Tuesday, January 20, 2015

The state of immigration in America

Simon Rosenberg in this column on MSNBC looks at immigration as part of “The State of America,” an msnbc.com series leading up to President Barack Obama’s 2015 State of the Union Address on Tuesday.

The United States is undergoing major change as a result of significant Hispanic migration. Consider: 

  • In 2014, the Hispanic unemployment rate dropped by a quarter in a single year, from 8.4% to 6.5%. One estimate suggests that fully one-third of all Hispanics without health insurance gained insurance in the first full year of President Obama’s health care reforms, dropping from 36% uninsured to just 23%. Over the past generation, the Hispanic dropout rate has seen similar, dramatic improvements, going from about 35% in the 1990s to 13% last year. 
  • Millions of undocumented Hispanics living in the U.S. will see dramatic socioeconomic gains through the president’s commonsense reforms to the immigration system.
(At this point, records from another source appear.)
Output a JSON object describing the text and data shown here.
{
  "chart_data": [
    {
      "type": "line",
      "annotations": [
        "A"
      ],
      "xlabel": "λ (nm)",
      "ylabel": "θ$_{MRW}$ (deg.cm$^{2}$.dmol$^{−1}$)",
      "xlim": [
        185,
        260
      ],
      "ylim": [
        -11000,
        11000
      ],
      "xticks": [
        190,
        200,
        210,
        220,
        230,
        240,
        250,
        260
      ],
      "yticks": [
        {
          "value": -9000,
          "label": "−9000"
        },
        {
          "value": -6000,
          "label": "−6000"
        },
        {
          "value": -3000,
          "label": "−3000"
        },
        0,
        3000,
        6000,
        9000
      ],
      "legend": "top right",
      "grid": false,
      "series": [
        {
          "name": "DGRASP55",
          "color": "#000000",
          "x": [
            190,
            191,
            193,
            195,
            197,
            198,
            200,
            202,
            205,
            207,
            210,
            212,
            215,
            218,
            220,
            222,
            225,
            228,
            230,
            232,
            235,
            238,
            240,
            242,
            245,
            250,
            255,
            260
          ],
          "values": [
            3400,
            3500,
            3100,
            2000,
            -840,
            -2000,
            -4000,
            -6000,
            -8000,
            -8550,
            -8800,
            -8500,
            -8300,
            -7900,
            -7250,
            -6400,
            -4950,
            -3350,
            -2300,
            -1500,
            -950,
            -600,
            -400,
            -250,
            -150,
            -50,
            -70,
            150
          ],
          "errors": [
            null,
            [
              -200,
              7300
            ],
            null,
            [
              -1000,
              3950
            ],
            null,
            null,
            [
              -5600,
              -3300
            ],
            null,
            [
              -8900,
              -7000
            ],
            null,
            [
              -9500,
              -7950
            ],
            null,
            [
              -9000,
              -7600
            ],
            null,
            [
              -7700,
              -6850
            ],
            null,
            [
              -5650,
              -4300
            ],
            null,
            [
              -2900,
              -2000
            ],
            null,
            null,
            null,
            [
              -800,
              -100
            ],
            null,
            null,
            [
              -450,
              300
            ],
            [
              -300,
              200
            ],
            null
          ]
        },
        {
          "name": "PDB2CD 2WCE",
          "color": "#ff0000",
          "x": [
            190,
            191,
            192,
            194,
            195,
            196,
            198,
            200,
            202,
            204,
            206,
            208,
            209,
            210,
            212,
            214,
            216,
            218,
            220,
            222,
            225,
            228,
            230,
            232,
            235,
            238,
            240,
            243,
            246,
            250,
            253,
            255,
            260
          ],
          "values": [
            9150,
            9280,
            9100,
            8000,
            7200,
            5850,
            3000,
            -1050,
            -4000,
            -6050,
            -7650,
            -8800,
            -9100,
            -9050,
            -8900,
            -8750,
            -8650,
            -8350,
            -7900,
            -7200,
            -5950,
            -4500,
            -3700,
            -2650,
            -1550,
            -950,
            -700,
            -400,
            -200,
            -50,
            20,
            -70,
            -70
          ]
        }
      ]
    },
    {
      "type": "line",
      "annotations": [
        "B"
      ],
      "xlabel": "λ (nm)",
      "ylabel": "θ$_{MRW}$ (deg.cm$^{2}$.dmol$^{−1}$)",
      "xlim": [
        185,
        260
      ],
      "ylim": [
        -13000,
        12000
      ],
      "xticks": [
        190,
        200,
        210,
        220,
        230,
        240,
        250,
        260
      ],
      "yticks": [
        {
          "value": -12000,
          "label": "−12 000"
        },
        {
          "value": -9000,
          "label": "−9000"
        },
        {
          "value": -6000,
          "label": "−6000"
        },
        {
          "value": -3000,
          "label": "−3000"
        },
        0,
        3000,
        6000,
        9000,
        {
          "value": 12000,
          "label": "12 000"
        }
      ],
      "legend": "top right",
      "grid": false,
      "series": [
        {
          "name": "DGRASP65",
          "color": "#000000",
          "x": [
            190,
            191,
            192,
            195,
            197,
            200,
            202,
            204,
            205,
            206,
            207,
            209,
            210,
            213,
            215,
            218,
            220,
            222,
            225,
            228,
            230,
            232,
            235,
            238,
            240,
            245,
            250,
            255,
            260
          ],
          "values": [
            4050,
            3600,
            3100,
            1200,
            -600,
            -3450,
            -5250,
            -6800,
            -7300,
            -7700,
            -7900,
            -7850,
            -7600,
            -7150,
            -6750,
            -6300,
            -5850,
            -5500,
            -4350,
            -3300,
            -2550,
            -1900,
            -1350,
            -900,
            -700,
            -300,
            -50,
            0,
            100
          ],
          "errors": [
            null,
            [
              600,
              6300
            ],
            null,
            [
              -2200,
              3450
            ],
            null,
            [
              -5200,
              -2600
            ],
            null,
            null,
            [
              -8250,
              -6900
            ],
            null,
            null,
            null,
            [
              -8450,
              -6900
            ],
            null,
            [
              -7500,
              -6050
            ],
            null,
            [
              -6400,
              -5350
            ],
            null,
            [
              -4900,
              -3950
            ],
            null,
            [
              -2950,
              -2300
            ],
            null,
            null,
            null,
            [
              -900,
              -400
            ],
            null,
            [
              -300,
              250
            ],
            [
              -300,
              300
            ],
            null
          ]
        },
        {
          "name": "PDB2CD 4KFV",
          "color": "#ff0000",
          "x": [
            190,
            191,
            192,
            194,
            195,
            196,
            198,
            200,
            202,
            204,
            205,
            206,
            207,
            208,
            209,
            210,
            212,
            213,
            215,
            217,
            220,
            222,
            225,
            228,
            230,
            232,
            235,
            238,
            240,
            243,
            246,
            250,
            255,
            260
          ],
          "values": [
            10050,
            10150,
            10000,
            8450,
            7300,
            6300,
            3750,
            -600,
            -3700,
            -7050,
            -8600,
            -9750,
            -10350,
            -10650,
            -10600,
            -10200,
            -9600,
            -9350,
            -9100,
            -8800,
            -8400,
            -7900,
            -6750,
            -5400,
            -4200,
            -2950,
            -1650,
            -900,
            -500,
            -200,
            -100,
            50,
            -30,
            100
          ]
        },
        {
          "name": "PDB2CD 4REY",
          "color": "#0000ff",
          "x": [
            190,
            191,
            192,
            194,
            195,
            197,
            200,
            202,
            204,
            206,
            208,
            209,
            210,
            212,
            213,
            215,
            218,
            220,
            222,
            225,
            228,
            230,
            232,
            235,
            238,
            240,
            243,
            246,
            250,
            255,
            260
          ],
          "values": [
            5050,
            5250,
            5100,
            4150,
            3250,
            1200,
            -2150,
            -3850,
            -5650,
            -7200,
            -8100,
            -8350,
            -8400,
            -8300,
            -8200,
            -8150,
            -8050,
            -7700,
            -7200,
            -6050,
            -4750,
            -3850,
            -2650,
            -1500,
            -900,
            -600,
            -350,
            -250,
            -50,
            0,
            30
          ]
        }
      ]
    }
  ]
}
Early data from the two-year-old Deferred Action for Childhood Arrivals (DACA) program show that even in its early days, DACA recipients saw significant gains in their income.
  • As the Mexican-American population has soared, trade between the U.S. and Mexico has taken off. Mexico is now the America’s third largest trading partner – reaching record levels in 2014 – and its second largest export market. As the Mexican economy has improved and modernized in the post-NAFTA period, the flow of Mexicans into the U.S. has dropped to record lows. What appears to be the end of the Great Mexican Diaspora has helped contribute to a very dramatic slowdown in the flow of undocumented immigrants into the U.S. during Obama’s presidency.
  • A CBS News poll released last week showed that even after months of contentious debate and aggressive GOP counter-legislation, 69% of the country wants the 11 million undocumented immigrant population to remain in the US; 62% support the President’s actions and 55% want them to remain in place. It appears that the public is rejecting renewed, intense GOP efforts to force the millions undocumented immigrants living and working among us to leave.